Frequently asked questions

Who qualifies for an NLC multistate license?
RNs and LPN/LVNs whose primary state of legal residence is an NLC member state, who meet the Uniform Licensure Requirements (NCLEX passage, clean criminal background, no disciplinary actions, and federal/state fingerprint checks).
What if I move my primary state of residence to a non-NLC state?
Your NLC multistate license is no longer valid the day your primary state of legal residence changes to a non-NLC state. You must apply for a single-state license in your new state and reapply for an NLC multistate license only if you later move back to an NLC member state. Notify TeleVerify so your profile reflects the change.
How does TeleVerify know I hold an NLC multistate license?
You confirm your NLC status and home state in your provider profile. We capture the attestation and timestamp it on every compliance verification record. The actual license is verifiable via Nursys (the NCSBN's national license verification service).
Is California currently an NLC member?
No. California, Hawaii, Illinois, Michigan, Minnesota, Nevada, Oregon, and several other states have not enacted the NLC as of 2026-05. Check nursecompact.com for the latest implementation status.
Does the NLC cover nurse practitioners?
No — the NLC covers the RN and LPN/LVN credentials only. Nurse practitioners with an active RN multistate license can use it for RN-scope work in NLC states, but their APRN scope-of-practice authorization comes either from individual state APRN licenses or from the separate APRN Compact in its three current member states.
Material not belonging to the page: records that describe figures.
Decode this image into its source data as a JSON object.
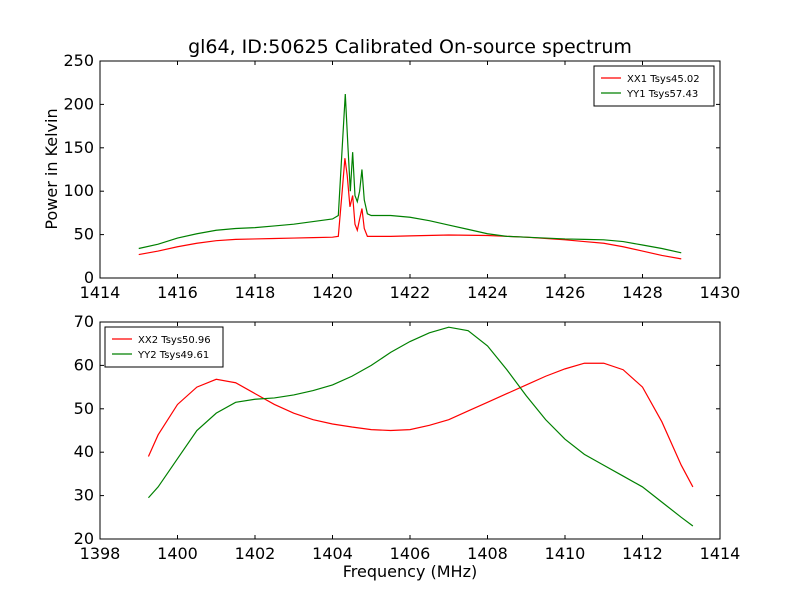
{
  "figure": {
    "title": "gl64, ID:50625 Calibrated On-source spectrum",
    "xlabel": "Frequency (MHz)",
    "ylabel": "Power in Kelvin"
  },
  "chart_data": [
    {
      "type": "line",
      "title": "gl64, ID:50625 Calibrated On-source spectrum",
      "xlabel": "",
      "ylabel": "Power in Kelvin",
      "xlim": [
        1414,
        1430
      ],
      "ylim": [
        0,
        250
      ],
      "xticks": [
        1414,
        1416,
        1418,
        1420,
        1422,
        1424,
        1426,
        1428,
        1430
      ],
      "yticks": [
        0,
        50,
        100,
        150,
        200,
        250
      ],
      "grid": false,
      "legend_position": "top-right",
      "series": [
        {
          "name": "XX1 Tsys45.02",
          "color": "#ff0000",
          "points": [
            [
              1415.0,
              27
            ],
            [
              1415.5,
              31
            ],
            [
              1416.0,
              36
            ],
            [
              1416.5,
              40
            ],
            [
              1417.0,
              43
            ],
            [
              1417.5,
              44.5
            ],
            [
              1418.0,
              45
            ],
            [
              1418.5,
              45.5
            ],
            [
              1419.0,
              46
            ],
            [
              1419.5,
              46.5
            ],
            [
              1420.0,
              47
            ],
            [
              1420.15,
              48
            ],
            [
              1420.25,
              100
            ],
            [
              1420.32,
              138
            ],
            [
              1420.38,
              118
            ],
            [
              1420.45,
              82
            ],
            [
              1420.52,
              95
            ],
            [
              1420.58,
              62
            ],
            [
              1420.64,
              55
            ],
            [
              1420.7,
              68
            ],
            [
              1420.76,
              80
            ],
            [
              1420.82,
              57
            ],
            [
              1420.9,
              48
            ],
            [
              1421.0,
              48
            ],
            [
              1421.5,
              48
            ],
            [
              1422.0,
              48.5
            ],
            [
              1423.0,
              49.5
            ],
            [
              1424.0,
              49
            ],
            [
              1425.0,
              47
            ],
            [
              1426.0,
              44
            ],
            [
              1426.5,
              42
            ],
            [
              1427.0,
              40
            ],
            [
              1427.5,
              36
            ],
            [
              1428.0,
              31
            ],
            [
              1428.5,
              26
            ],
            [
              1429.0,
              22
            ]
          ]
        },
        {
          "name": "YY1 Tsys57.43",
          "color": "#008000",
          "points": [
            [
              1415.0,
              34
            ],
            [
              1415.5,
              39
            ],
            [
              1416.0,
              46
            ],
            [
              1416.5,
              51
            ],
            [
              1417.0,
              55
            ],
            [
              1417.5,
              57
            ],
            [
              1418.0,
              58
            ],
            [
              1418.5,
              60
            ],
            [
              1419.0,
              62
            ],
            [
              1419.5,
              65
            ],
            [
              1420.0,
              68
            ],
            [
              1420.15,
              72
            ],
            [
              1420.25,
              150
            ],
            [
              1420.33,
              212
            ],
            [
              1420.4,
              150
            ],
            [
              1420.46,
              100
            ],
            [
              1420.52,
              145
            ],
            [
              1420.58,
              95
            ],
            [
              1420.64,
              88
            ],
            [
              1420.7,
              100
            ],
            [
              1420.76,
              125
            ],
            [
              1420.82,
              90
            ],
            [
              1420.9,
              74
            ],
            [
              1421.0,
              72
            ],
            [
              1421.5,
              72
            ],
            [
              1422.0,
              70
            ],
            [
              1422.5,
              66
            ],
            [
              1423.0,
              61
            ],
            [
              1423.5,
              56
            ],
            [
              1424.0,
              51
            ],
            [
              1424.5,
              48
            ],
            [
              1425.0,
              47
            ],
            [
              1425.5,
              46
            ],
            [
              1426.0,
              45
            ],
            [
              1426.5,
              44.5
            ],
            [
              1427.0,
              44
            ],
            [
              1427.5,
              42
            ],
            [
              1428.0,
              38
            ],
            [
              1428.5,
              34
            ],
            [
              1429.0,
              29
            ]
          ]
        }
      ]
    },
    {
      "type": "line",
      "title": "",
      "xlabel": "Frequency (MHz)",
      "ylabel": "",
      "xlim": [
        1398,
        1414
      ],
      "ylim": [
        20,
        70
      ],
      "xticks": [
        1398,
        1400,
        1402,
        1404,
        1406,
        1408,
        1410,
        1412,
        1414
      ],
      "yticks": [
        20,
        30,
        40,
        50,
        60,
        70
      ],
      "grid": false,
      "legend_position": "top-left",
      "series": [
        {
          "name": "XX2 Tsys50.96",
          "color": "#ff0000",
          "points": [
            [
              1399.25,
              39
            ],
            [
              1399.5,
              44
            ],
            [
              1400.0,
              51
            ],
            [
              1400.5,
              55
            ],
            [
              1401.0,
              56.8
            ],
            [
              1401.5,
              56
            ],
            [
              1402.0,
              53.5
            ],
            [
              1402.5,
              51
            ],
            [
              1403.0,
              49
            ],
            [
              1403.5,
              47.5
            ],
            [
              1404.0,
              46.5
            ],
            [
              1404.5,
              45.8
            ],
            [
              1405.0,
              45.2
            ],
            [
              1405.5,
              45
            ],
            [
              1406.0,
              45.2
            ],
            [
              1406.5,
              46.2
            ],
            [
              1407.0,
              47.5
            ],
            [
              1407.5,
              49.5
            ],
            [
              1408.0,
              51.5
            ],
            [
              1408.5,
              53.5
            ],
            [
              1409.0,
              55.5
            ],
            [
              1409.5,
              57.5
            ],
            [
              1410.0,
              59.2
            ],
            [
              1410.5,
              60.5
            ],
            [
              1411.0,
              60.5
            ],
            [
              1411.5,
              59
            ],
            [
              1412.0,
              55
            ],
            [
              1412.5,
              47
            ],
            [
              1413.0,
              37
            ],
            [
              1413.3,
              32
            ]
          ]
        },
        {
          "name": "YY2 Tsys49.61",
          "color": "#008000",
          "points": [
            [
              1399.25,
              29.5
            ],
            [
              1399.5,
              32
            ],
            [
              1400.0,
              38.5
            ],
            [
              1400.5,
              45
            ],
            [
              1401.0,
              49
            ],
            [
              1401.5,
              51.5
            ],
            [
              1402.0,
              52.2
            ],
            [
              1402.5,
              52.5
            ],
            [
              1403.0,
              53.2
            ],
            [
              1403.5,
              54.2
            ],
            [
              1404.0,
              55.5
            ],
            [
              1404.5,
              57.5
            ],
            [
              1405.0,
              60
            ],
            [
              1405.5,
              63
            ],
            [
              1406.0,
              65.5
            ],
            [
              1406.5,
              67.5
            ],
            [
              1407.0,
              68.8
            ],
            [
              1407.5,
              68
            ],
            [
              1408.0,
              64.5
            ],
            [
              1408.5,
              59
            ],
            [
              1409.0,
              53
            ],
            [
              1409.5,
              47.5
            ],
            [
              1410.0,
              43
            ],
            [
              1410.5,
              39.5
            ],
            [
              1411.0,
              37
            ],
            [
              1411.5,
              34.5
            ],
            [
              1412.0,
              32
            ],
            [
              1412.5,
              28.5
            ],
            [
              1413.0,
              25
            ],
            [
              1413.3,
              23
            ]
          ]
        }
      ]
    }
  ]
}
Does the NLC apply to telehealth specifically?
No — the NLC is a full nursing license, not telehealth-specific. Once you hold the multistate license, you can practice in person or via telehealth in any member state under whatever telehealth rules apply locally (consent, documentation, prescribing).
How is the NLC different from the APRN Compact?
The NLC covers the RN/LPN credentials only and is in effect in 41+ states. The APRN Compact covers nurse practitioner, CRNA, CNM, and CNS credentials but has only three implemented member states (Delaware, North Dakota, South Dakota) as of 2026-05.
⚖️ Reference information — not legal advice. Always confirm current requirements with your compliance officer, state licensing board, or a telehealth attorney before relying on this for clinical or business decisions.